We have a node pod that shells out some heavy lifting to a bash script. The problem is the bash script is being killed with a 137 (memory) error.
The node pod is not being killed and the bash script’s memory is well below the pod’s resource limit.
Googling for an age yielded nothing as everyone is talking about pods being OOMd but, in this case, the pod stays up, just the script is killed.
Does anyone have any ideas where I can do some more digging?
exit code 137 is signal 9 (128 + 9 = 137). Signal 9 is SIGKILL. It’s not just OOM that could cause this - anything which can signal your process could cause it.
If ti was OOM, you would see something in dmesg usually, which might give you a clue.
[ +0.000002] oom-kill:constraint=CONSTRAINT_MEMCG,nodemask=(null),cpuset=...,mems_allowed=0,oom_memcg=/kubepods/burstable/...,task_memcg=/kubepods/burstable/pod...
[ +0.000022] Memory cgroup out of memory: Killed process 1463994 ...
That is defo the issue! Now I have somewhere to dig!
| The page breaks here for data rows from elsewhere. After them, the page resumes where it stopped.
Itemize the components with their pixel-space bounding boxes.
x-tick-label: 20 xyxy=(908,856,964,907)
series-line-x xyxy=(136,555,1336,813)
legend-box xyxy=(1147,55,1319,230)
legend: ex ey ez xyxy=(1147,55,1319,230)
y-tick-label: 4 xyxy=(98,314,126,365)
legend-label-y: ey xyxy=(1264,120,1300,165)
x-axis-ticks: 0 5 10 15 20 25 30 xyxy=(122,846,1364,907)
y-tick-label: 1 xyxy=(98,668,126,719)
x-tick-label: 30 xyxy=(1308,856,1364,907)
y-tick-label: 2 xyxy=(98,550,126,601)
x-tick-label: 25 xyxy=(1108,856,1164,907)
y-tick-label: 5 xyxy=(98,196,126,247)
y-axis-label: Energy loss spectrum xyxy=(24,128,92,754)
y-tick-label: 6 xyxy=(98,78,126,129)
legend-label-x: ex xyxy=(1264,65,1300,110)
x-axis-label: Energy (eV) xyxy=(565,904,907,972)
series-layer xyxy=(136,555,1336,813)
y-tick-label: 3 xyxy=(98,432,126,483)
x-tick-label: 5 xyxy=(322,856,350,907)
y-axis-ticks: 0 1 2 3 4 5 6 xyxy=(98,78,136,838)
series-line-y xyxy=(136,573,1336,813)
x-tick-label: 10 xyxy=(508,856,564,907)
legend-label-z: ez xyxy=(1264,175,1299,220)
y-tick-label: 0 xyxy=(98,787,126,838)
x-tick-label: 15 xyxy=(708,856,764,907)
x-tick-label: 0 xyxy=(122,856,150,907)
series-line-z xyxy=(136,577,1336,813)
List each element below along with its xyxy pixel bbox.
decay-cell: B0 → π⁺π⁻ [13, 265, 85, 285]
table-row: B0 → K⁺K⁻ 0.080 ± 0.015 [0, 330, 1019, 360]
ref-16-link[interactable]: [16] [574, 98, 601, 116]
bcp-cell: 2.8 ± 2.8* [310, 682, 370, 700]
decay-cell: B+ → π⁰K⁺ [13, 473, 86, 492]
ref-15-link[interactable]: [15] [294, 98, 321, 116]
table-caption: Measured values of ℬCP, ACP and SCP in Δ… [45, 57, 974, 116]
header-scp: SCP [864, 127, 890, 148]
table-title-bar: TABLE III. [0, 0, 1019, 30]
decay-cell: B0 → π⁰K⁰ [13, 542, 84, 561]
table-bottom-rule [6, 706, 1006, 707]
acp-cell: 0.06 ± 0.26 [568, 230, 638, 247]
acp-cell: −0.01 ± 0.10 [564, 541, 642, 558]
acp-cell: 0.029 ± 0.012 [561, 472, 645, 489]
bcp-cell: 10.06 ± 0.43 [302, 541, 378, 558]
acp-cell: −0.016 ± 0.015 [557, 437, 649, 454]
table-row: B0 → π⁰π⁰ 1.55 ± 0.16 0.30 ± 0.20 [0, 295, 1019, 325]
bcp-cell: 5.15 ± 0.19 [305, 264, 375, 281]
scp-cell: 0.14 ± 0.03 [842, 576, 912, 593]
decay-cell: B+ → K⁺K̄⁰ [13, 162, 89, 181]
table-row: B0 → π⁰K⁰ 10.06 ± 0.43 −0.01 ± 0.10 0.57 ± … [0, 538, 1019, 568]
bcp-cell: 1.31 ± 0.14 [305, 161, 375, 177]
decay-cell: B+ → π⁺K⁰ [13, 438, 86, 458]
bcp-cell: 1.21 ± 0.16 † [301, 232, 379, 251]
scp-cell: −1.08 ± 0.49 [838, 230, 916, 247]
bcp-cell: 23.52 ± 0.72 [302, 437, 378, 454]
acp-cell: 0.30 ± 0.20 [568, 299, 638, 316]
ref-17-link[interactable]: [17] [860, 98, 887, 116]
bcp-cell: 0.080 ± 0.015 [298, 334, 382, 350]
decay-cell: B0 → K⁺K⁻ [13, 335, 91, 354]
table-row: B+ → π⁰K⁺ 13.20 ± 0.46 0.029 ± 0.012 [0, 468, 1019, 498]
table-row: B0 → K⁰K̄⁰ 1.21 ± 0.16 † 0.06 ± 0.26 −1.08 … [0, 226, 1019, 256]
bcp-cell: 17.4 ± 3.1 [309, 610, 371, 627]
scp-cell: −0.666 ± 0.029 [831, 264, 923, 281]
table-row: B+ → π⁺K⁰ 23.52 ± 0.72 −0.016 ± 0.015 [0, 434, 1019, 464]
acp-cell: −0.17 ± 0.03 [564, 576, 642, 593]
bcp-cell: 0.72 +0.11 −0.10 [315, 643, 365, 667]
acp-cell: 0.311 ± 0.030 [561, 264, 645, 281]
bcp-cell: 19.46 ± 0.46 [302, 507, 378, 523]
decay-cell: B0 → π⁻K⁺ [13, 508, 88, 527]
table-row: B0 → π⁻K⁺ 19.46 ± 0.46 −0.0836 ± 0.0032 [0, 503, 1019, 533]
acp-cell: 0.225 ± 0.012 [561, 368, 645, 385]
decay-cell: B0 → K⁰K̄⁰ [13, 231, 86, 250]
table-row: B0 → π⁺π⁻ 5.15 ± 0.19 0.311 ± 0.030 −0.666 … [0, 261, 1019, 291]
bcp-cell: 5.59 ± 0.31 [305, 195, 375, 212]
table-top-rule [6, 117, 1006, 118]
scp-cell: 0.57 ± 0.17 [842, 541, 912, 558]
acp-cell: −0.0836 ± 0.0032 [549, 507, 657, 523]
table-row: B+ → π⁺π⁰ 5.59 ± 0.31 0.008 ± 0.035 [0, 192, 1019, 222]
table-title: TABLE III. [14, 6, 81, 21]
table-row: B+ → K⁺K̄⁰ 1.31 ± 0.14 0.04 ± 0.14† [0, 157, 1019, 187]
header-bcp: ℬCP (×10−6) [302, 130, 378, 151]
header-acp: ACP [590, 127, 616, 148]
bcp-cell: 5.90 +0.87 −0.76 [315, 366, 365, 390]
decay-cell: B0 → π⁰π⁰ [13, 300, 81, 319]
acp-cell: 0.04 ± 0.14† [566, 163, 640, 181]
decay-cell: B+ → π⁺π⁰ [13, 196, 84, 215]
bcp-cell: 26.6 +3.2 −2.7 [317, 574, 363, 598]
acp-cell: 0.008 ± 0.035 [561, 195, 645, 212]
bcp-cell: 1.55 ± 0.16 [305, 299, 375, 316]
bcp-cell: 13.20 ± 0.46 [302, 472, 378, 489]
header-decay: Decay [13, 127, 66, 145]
Yeah so this was an OOM because the firing up of the bash (as a sub-process) tipped the pod over its total allocation and the node terminated the sub-process. I watched dmesg with
sudo dmesg -wH
and then varied the resource limits on our dev cluster and observed that
if the main process exceeds the limits.memory. the pod is restarted
if a subprocess pushes the resources over the limits.memory the subprocess is killed but the pod remains running.
if the limits.memory is high enough the pod is not restarted and the sub process executes ok
The exit code of the process was 137 because that is how cgroup memory violations are handled in the cluster. Doing a describe on the pod, or checking its status after it crashed should have shown that it was evicted due to oom. (You may see 137 for failed health checks too).
So exit code 137 can be deceptive because they can be OOM or it could be some foreign process sending a kill signal. You can enable audit logs to see if its a foreign process .
But in my experience if the process is being killed in an expected way by kubernetes (OOM violation, failed heath check, etc) when describing the pod there should be a corresponding event.